Étonnamment, un souffle de soulagement s'abat sur moi. Il ne s'est toujours pas lassé de mon caractère parfois exubérant. Plutôt bon signe...

Regardant droit devant lui, nous continuons d'avancer, enjambant des racines, surplombant un filet d'eau. Je ne dis plus rien, ne voulant pas faire de gaffe. Au fur et à mesure, je sens Eliott se détendre, jusqu'à ce que nous contournions un gros rocher.

— C'est là, murmure-t-il.

D'une main, il baisse une branche qui nous barrait le passage puis fait attention à ce que je ne me la prenne pas. Lorsque je redresse le regard, je reste subjuguée. Une clairière dont la lumière est filtrée par les feuilles des arbres accueillent une petite cascade. Certes, c'est magnifique. Sauf qu'Eliott s'arrête en même temps que moi.

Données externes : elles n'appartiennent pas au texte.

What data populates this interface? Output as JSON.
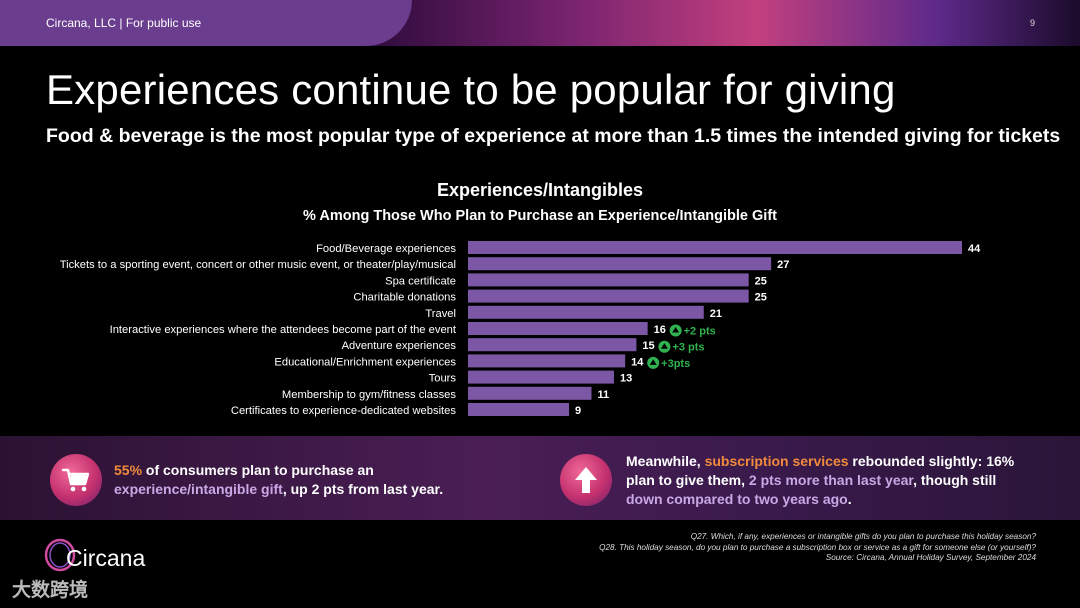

Une biche se trouve là, à quelques mètres seulement de nous. Son pelage marron me semble si doux. Majestueuse. Ses pas ont laissé des traces dans le peu de neige qu'il reste. Ses yeux nous observent curieusement. Elle paraît briller de milles feux avec ses poils brillants. Comme si la lumière des arbres n'éclairaient qu'elle. Ses grands yeux nous fixent alors que ses oreilles frétillent. Elle reste immobile quelques instants avant de s'enfuir en apercevant Chester à nos pieds. En même pas une seconde, elle a disparu de notre champ de vision.